We are going on a gator hunt



Do you wanna come
According to a series of itemized campaign finance reports and documents filed with the Louisiana Secretary of State, since 2014, Jeff Landry has funneled more than $120,000 in campaign donations from his annual gator hunt to a company he owns, Bucks and Ducks Game Management LLC, ostensibly for the purchase of alligator hunting tags.

Hunting tags are not to be confused with alligator hunting licenses, the costs of which are listed separately by Landry’s campaign, which reported spending approximately $21,539 for alligator hunting licenses between 2015 to 2020.

 The problem with this accounting, however, is that whereas the state Department of Wildlife and Fisheries charges for alligator hunting licenses ($25 for Louisiana residents and $150 for nonresidents), alligator hunting tags are given out for free.

The reason the tags are free and non-transferable is because that is how the Department of Wildlife and Fisheries keeps controls on how many gators are hunted and from where. The reason Landry passes campaign funds through a recreational hunting business he owns in order to skirt those laws is because he's raising tons more cash networking with other Republicans he invites to a gator hunt adventure weekend.

Landry has been hosting political fundraisers at the “camp” since 2011, the first year of his one and only term in Congress. Perhaps ironically, the event didn’t begin drawing significant attention until 2014. That year, a young congressman from Indiana named Todd Rokita took some heat back home when he turned up at the $5,000-a-head fundraiser in the thick of his own reelection campaign.

“Our little crew brought $30,000 for Jeff Landry from Indiana, because we believe he’s good for the country,” Rokita, who is currently serving as Indiana’s attorney general, boasted to Melinda Deslatte of the Associated Press. He wasn’t the only one of Landry’s former colleagues to make the pilgrimage. Then-House Majority Leader Kevin McCarthy showed up as well.

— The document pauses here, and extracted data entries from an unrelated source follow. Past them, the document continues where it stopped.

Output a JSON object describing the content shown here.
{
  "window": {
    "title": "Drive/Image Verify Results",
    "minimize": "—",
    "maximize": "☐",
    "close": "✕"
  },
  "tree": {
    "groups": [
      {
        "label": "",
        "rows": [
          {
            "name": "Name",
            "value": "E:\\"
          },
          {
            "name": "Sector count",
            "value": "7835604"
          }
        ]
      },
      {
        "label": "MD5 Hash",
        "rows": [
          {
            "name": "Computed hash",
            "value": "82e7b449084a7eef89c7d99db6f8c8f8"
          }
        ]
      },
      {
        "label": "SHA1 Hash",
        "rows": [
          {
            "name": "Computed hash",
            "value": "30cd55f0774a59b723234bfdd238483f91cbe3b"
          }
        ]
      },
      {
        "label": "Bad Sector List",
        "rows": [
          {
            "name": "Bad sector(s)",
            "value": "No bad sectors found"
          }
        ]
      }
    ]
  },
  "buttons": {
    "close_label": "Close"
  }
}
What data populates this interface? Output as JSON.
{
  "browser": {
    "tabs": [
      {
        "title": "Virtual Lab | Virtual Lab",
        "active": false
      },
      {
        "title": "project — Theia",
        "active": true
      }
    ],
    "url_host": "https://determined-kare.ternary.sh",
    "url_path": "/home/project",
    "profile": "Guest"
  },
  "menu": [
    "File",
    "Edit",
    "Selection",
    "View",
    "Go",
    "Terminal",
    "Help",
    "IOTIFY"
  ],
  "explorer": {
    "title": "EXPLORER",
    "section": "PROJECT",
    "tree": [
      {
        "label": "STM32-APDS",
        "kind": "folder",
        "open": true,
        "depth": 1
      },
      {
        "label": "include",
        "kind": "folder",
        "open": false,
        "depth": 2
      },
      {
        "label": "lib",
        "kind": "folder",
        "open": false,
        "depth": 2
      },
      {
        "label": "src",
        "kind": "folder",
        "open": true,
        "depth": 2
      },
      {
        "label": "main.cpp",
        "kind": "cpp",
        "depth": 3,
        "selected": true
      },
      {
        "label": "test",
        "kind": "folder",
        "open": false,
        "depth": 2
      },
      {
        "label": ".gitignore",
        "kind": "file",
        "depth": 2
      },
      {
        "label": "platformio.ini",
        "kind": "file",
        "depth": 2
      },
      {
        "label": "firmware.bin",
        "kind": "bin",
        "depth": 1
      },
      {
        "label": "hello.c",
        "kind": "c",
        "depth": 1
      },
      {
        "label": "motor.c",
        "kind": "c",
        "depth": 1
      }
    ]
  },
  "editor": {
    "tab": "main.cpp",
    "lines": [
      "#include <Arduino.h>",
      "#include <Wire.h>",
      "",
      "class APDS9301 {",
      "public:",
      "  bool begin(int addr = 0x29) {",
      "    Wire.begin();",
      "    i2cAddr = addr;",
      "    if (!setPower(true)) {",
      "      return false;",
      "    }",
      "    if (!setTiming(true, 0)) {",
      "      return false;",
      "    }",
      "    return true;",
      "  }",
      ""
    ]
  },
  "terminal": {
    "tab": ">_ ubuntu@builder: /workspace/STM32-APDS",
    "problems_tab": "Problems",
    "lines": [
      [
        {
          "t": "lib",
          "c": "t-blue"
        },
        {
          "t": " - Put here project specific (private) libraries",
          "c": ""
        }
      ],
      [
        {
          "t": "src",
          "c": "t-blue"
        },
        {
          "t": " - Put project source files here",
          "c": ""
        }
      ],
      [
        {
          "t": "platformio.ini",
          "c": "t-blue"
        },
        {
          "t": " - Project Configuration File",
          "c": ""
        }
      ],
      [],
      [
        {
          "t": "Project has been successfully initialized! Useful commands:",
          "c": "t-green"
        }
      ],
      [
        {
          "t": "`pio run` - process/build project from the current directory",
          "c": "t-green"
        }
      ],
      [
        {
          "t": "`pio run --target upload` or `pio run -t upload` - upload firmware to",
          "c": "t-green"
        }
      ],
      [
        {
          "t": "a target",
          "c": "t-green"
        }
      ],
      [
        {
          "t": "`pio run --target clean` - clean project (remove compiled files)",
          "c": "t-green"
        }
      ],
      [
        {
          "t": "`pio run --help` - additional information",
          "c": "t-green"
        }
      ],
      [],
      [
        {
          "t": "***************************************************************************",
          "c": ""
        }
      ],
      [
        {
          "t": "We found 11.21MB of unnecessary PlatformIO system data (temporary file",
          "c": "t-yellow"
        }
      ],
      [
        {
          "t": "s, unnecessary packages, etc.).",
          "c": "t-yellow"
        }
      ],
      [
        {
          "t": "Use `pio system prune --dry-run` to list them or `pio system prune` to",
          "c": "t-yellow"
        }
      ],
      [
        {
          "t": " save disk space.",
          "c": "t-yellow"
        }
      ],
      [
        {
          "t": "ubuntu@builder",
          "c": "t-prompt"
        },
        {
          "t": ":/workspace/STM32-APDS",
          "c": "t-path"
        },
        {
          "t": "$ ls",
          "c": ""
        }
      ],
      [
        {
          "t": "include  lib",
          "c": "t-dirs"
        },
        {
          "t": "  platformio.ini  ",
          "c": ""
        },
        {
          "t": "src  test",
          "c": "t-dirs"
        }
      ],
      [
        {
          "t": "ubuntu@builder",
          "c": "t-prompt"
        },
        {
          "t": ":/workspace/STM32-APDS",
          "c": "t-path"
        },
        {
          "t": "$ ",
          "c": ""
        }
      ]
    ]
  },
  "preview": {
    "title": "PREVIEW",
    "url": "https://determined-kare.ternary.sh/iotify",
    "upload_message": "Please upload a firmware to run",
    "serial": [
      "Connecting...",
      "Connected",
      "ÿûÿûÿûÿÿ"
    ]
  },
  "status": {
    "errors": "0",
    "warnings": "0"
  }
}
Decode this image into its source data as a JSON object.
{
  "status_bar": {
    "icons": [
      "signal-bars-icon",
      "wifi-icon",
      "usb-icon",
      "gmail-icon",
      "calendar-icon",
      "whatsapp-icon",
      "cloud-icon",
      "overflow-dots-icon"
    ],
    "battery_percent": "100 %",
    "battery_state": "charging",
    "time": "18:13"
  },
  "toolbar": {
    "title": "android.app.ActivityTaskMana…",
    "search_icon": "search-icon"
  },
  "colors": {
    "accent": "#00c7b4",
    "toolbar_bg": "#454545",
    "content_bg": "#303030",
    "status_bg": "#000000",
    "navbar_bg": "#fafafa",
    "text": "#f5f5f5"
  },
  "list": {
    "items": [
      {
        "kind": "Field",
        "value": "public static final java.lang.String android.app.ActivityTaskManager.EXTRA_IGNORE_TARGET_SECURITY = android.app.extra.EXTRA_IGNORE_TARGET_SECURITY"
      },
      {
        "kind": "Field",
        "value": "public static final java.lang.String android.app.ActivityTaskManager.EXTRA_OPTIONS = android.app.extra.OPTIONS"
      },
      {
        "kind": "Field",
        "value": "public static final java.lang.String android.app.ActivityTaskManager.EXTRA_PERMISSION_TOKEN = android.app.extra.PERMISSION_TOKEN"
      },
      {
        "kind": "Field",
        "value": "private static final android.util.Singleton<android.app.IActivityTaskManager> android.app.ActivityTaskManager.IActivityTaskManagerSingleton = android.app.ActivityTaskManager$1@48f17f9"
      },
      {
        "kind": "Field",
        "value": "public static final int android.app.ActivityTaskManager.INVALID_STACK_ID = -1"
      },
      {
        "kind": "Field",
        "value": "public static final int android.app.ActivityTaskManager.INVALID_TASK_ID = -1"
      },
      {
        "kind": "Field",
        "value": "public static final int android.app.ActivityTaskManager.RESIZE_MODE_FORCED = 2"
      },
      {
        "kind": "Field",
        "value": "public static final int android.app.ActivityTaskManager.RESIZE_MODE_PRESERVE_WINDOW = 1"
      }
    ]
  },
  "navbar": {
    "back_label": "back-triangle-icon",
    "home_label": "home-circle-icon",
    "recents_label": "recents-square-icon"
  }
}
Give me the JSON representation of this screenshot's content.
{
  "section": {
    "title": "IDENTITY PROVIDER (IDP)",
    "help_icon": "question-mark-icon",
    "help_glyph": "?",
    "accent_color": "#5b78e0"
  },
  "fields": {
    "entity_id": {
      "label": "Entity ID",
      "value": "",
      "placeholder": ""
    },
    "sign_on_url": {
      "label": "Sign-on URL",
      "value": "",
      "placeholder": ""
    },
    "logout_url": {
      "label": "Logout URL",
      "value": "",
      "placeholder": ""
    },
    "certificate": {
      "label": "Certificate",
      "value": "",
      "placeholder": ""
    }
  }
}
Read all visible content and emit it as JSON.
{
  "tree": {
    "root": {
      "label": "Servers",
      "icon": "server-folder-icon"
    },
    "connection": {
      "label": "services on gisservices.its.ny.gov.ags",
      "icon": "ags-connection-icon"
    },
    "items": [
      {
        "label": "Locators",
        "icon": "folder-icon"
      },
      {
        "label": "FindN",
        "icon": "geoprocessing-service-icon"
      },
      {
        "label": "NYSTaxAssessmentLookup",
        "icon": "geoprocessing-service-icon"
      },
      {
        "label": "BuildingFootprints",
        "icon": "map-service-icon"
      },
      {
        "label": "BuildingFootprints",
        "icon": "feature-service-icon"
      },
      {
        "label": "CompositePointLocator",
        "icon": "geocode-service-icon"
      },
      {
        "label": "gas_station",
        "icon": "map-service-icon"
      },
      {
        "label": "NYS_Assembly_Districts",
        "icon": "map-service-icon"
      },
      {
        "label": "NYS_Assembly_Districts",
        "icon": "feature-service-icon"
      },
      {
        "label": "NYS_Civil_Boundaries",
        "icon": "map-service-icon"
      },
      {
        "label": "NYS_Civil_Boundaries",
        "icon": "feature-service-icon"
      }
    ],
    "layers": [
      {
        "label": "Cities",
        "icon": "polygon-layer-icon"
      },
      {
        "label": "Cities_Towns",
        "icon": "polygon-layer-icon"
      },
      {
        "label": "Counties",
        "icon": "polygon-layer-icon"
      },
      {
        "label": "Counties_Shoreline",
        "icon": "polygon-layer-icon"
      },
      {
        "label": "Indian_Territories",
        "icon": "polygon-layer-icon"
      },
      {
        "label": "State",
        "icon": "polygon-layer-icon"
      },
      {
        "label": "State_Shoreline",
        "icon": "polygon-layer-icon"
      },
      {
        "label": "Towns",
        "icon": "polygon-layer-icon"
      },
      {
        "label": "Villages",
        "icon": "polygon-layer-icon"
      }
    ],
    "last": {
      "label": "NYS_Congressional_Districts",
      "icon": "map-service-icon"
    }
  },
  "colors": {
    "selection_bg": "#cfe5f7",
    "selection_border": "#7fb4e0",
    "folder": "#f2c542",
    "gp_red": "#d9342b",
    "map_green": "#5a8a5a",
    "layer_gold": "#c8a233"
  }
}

The gator hunt quickly earned a spot on Team Trump’s calendar. Don Jr. and his girlfriend Kimberly Guilfoyle turned up in 2019, as did Citizens United chairman and former Trump deputy campaign manager David Bossie and former Florida attorney general Pam Bondi.

Landry is already sending out Save the Date reminders for this year’s gator hunt, the 11th annual, which is set for Sept. 9 through Sept. 11. He’s also soliciting corporate sponsorships.

Pretty funny. But it's hardly the most egregious of Landry's several unethical business arrangements only the most.. um.. exotically themed.  And it's apparently been quite a successful little racket he's had going for over a decade now. It certainly gets attention from his rivals, anyway.  Here's a photo John Bel shared the same weekend that Landry had Don Jr. up at the "camp.



I guess we can read that as trolling, in a way? Although it also seems oddly competitive, maybe even pathetic.  I'm not sure the correct response to Landry's big gross corporate trophy hunt is, "Hello, I also kill these animals for sport, don't you know!"  

Of course, it could always be worse

BATON ROUGE, La. (WAFB) - Pastor Tony Spell from Life Tabernacle Church in Central has been cited for alligator hunting violations back on June 5, 2021. According to a release from Louisiana Wild Life and Fisheries, agents received information about Spell posting photos to social media about an alligator he had shot behind his church.

I'm not exactly an expert but Spell's gator appears to be a juvenile, maybe? Maybe I'm wrong. This says it's 6 feet long. 

Agents responded to the scene where they found the pastor in possession of a 6-foot alligator.

Alligator hunting season does not open until September 1.

Killing an alligator during a closed season and without a tag brings a $400 to $950 fine and up to 120 days in jail for each offense.

Spell also faces civil restitution totaling $375.80 for the replacement value of the illegally taken alligator according to agents.

Anyway, I'm sure they'll have no trouble at all getting the fine out of that guy.